MANDARA is the first Phase III head-to-head trial of biologics in EGPA and compared the efficacy and safety of Fasenra versus mepolizumab, the only currently approved treatment. In the blinded trial, patients were randomised to receive either a single 30mg subcutaneous injection of Fasenra or three separate 100mg subcutaneous injections of mepolizumab once every four weeks.

EGPA is a rare, immune-mediated vasculitis that is caused by inflammation of small to medium-sized blood vessels Approximately half of patients with EGPA have concomitant adult-onset severe eosinophilic asthma (SEA). EGPA can result in damage to multiple organs, including lungs, skin, heart, gastrointestinal tract and nerves, which accumulates over time and without treatment can be fatal.

Dr Michael Wechsler, Principal Investigator said: “The positive MANDARA trial results are exciting because patients with eosinophilic granulomatosis with polyangiitis have limited treatment options but face crippling symptoms, which can even be fatal if not treated. This trial demonstrates that a biologic medicine given in a single monthly injection could help patients achieve remission rates comparable to the current standard of care, adding to the importance of benralizumab as a potential treatment option for eosinophilic granulomatosis with polyangiitis.”

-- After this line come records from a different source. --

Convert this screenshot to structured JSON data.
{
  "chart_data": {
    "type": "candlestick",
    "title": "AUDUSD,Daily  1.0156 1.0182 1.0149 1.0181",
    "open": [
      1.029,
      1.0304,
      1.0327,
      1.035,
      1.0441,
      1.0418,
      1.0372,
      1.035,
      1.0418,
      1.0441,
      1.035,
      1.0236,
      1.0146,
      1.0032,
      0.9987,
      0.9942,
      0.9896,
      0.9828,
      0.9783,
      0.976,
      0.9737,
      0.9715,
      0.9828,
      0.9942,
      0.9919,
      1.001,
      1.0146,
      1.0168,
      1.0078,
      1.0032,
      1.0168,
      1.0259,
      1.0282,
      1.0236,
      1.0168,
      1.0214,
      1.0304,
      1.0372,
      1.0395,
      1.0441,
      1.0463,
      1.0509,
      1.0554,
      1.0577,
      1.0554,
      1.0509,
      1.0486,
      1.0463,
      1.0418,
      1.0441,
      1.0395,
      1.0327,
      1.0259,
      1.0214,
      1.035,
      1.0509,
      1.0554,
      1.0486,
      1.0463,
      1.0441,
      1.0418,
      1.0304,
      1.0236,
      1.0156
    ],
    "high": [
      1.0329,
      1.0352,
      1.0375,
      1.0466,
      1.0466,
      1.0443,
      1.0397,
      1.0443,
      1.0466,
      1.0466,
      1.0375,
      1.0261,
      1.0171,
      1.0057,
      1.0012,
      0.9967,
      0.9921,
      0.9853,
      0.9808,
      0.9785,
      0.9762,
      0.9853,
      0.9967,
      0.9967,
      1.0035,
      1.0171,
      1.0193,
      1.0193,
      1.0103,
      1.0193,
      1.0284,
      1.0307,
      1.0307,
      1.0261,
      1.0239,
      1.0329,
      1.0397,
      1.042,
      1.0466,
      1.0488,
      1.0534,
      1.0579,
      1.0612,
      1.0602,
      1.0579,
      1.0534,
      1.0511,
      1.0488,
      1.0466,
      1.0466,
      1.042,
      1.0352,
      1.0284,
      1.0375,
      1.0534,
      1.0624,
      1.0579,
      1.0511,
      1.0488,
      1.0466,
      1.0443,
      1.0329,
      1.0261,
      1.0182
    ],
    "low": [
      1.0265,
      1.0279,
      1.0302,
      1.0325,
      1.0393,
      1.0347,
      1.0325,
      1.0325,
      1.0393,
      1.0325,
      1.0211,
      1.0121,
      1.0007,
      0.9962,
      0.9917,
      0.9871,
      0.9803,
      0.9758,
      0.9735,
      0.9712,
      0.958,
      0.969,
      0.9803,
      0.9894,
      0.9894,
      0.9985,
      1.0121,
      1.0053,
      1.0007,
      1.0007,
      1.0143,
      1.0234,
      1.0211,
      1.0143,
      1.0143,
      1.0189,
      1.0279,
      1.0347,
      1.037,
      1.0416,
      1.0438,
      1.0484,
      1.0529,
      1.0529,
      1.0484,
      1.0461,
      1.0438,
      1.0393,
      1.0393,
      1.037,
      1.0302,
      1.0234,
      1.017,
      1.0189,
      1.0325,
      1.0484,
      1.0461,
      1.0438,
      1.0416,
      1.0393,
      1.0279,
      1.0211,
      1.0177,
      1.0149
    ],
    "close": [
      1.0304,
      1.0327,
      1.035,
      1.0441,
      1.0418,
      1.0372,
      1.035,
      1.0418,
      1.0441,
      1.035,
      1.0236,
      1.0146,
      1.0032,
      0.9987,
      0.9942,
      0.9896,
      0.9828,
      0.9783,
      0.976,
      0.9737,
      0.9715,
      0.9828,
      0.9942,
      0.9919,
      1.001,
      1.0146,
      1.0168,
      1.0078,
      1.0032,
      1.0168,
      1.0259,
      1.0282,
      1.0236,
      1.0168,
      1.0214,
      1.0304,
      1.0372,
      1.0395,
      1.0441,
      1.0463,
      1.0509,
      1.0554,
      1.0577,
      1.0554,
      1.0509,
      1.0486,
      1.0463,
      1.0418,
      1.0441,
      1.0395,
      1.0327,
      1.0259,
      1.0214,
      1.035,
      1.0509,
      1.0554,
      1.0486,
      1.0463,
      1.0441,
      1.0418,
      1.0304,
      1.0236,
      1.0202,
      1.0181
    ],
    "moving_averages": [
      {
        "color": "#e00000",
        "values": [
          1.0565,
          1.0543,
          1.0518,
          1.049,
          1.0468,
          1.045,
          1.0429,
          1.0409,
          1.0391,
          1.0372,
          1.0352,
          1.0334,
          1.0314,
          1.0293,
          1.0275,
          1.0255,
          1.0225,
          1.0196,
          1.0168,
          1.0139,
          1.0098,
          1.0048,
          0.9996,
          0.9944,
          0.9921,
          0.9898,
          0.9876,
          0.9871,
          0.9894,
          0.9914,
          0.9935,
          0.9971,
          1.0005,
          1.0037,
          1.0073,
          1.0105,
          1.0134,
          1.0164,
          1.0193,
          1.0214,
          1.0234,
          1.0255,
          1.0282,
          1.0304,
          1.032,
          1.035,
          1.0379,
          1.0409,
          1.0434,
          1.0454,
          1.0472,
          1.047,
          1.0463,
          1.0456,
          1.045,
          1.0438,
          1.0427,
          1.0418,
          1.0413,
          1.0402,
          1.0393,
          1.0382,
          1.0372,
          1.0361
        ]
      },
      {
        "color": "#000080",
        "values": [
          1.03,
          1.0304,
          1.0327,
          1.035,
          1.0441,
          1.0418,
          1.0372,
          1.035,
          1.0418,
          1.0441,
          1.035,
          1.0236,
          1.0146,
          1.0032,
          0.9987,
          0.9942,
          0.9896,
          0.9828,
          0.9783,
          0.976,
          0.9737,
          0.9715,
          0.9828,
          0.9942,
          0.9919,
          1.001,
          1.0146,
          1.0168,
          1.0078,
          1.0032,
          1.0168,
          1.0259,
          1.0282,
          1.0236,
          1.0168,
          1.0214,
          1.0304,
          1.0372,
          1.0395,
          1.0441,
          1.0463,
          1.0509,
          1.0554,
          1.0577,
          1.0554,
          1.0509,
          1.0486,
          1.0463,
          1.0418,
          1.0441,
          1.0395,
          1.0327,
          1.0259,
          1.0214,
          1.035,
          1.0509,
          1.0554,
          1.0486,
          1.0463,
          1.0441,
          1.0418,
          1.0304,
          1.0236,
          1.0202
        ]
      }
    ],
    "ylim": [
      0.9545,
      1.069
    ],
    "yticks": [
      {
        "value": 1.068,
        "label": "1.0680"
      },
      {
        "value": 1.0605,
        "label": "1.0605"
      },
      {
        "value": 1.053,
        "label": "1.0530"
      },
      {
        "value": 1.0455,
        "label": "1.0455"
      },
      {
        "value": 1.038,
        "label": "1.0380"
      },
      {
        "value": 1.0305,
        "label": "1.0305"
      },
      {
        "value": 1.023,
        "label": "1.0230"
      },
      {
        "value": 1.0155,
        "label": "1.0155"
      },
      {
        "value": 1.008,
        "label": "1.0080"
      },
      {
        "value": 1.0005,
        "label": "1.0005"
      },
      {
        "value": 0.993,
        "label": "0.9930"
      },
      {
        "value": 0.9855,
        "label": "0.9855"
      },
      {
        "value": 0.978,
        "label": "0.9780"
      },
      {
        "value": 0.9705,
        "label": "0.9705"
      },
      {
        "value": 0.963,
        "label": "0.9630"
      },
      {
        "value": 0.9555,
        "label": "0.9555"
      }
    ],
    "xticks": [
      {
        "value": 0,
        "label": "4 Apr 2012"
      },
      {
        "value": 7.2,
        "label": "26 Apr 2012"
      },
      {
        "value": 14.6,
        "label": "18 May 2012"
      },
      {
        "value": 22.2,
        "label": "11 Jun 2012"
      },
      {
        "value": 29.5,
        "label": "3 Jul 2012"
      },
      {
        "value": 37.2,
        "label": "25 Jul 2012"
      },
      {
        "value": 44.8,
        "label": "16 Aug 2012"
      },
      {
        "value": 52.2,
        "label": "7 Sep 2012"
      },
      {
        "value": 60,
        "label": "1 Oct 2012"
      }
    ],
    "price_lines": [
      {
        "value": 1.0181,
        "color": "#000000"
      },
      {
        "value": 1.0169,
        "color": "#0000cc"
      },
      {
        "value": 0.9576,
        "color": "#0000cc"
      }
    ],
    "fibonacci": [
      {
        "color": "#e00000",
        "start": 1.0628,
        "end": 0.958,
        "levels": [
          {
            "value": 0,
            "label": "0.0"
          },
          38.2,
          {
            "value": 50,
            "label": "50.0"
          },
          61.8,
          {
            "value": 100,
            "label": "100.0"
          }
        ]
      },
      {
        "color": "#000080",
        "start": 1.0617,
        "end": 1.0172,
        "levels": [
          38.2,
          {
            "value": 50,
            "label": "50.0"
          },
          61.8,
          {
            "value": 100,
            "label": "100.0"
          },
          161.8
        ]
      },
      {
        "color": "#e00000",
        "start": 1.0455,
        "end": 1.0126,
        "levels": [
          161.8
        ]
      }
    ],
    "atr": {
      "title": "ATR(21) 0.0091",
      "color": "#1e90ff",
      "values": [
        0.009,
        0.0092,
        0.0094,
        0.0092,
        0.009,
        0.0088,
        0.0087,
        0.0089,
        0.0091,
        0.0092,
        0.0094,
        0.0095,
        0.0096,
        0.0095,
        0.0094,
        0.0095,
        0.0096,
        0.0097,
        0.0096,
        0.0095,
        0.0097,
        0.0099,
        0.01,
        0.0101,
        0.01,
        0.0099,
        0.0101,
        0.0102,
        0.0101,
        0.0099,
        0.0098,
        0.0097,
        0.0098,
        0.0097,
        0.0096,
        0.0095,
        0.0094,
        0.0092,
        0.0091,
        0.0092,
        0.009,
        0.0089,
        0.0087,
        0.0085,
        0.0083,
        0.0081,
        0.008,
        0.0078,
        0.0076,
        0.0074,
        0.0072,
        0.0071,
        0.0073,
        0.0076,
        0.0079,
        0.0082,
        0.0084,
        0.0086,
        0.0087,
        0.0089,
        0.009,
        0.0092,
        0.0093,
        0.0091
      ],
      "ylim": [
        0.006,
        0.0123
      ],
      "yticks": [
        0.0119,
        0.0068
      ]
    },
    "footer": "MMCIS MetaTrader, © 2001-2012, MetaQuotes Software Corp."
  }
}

MANDARA: MANDARA was a randomised, double blind, double-dummy, active-controlled, parallel group, multicentre 52-week Phase III trial which compared the efficacy and safety of Fasenra to mepolizumab in adult patients with relapsing or refractory EGPA. In the blinded trial, 140 patients were randomised 1:1 (70 per treatment group) to receive either a single 30mg subcutaneous injection of Fasenra or three separate 100mg subcutaneous injections of mepolizumab once every four weeks. The primary endpoint was the proportion of patients who were in remission at both weeks 36 and 48. Remission is defined as Birmingham Vasculitis Activity Score (BVAS)=0 and OCS dose less than or equal to 4mg/day. Fasenra remission was compared to the historical placebo rate from mepolizumab’s Phase III trial, MIRRA. The primary statistical analysis was to demonstrate non-inferiority of Fasenra versus mepolizumab based on the primary endpoint. All patients who complete the 52-week double-blind treatment period may be eligible to continue into an open label extension (OLE) period, intended to allow each patient at least one year of treatment with open-label Fasenra.